В вагоне метро люди неприметно отодвигаются от меня — чистота моей телогрейки явно сомнительна.
Скорее бы добраться до гостиницы, нырнуть в ванну побриться, надеть свежую сорочку.
Странное дело: в тайге я только и мечтаю о белоснежной сорочке и костюме, а попав в город и достигнув желаемого, не дождусь, когда снова облачусь в телогрейку.
Пять месяцев не был я в городе.
Это сказать легко — пять месяцев.
А попробуй посетовать на свою профессию, сразу оборвут — самая достойная мужчины профессия, самая что ни на есть мужская!
Не спорю, быть геологом действительно хорошо, но не стоит представлять занятие геологией в ореоле романтики.
Я вот пять месяцев по-человечески не мылся, пять месяцев не ел того, что хочется.
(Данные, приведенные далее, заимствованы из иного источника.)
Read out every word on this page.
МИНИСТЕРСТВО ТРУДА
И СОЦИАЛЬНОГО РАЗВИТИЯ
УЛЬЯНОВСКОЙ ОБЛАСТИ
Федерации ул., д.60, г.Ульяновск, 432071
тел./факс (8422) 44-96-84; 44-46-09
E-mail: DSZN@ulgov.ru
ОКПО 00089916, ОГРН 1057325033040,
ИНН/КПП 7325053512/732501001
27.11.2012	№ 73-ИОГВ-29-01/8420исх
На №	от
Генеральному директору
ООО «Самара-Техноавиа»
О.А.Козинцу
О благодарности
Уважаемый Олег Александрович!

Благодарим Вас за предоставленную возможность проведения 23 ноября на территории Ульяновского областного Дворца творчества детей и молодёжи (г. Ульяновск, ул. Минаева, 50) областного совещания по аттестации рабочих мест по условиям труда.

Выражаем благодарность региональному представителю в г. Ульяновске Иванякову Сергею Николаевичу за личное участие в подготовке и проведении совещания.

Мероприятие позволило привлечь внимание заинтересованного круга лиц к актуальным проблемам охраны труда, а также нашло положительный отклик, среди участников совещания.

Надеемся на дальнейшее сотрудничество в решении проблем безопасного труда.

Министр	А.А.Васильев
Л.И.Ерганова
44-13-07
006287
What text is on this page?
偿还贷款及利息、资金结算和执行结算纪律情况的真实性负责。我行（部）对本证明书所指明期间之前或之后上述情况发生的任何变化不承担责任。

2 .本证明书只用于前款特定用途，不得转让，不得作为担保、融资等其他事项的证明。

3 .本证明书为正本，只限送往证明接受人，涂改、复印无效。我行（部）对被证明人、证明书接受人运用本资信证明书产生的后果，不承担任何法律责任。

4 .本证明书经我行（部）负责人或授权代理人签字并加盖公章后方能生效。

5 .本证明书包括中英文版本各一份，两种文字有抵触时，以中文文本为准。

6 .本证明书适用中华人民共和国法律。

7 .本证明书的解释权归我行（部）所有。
Пять месяцев оторван был от дорогих мне людей…
В институтской гостинице мое появление вызовет радостную сумятицу — любят тут меня, своего давнего постояльца. Ну а раз любят, насолит мне судьба-злодейка, она начеку… Что меня ждет, сам себе боюсь признаться. Страшно… Страшно? Нет, это просто сорвалось. Ничуть не страшно. Когда один, и то не опускаю рук, а уж среди друзей…
Увидите, как радостно встретят меня в гостинице; в ней останавливаются только исследователи и изыскатели, имеющие отношение к комплексной теме «наш элемент».
— Ваш пропуск?
Ага, новый вахтер.
— Сейчас, дорогой… — Я щупаю карманы. — Вы, верно, недавно здесь…
— Какое недавно — целый век! Пять месяцев уже. Меня не проведешь; нет пропуска, не ищи, не для всех эта гостиница.
Видите, ему пять месяцев веком кажутся! А я эти пять месяцев…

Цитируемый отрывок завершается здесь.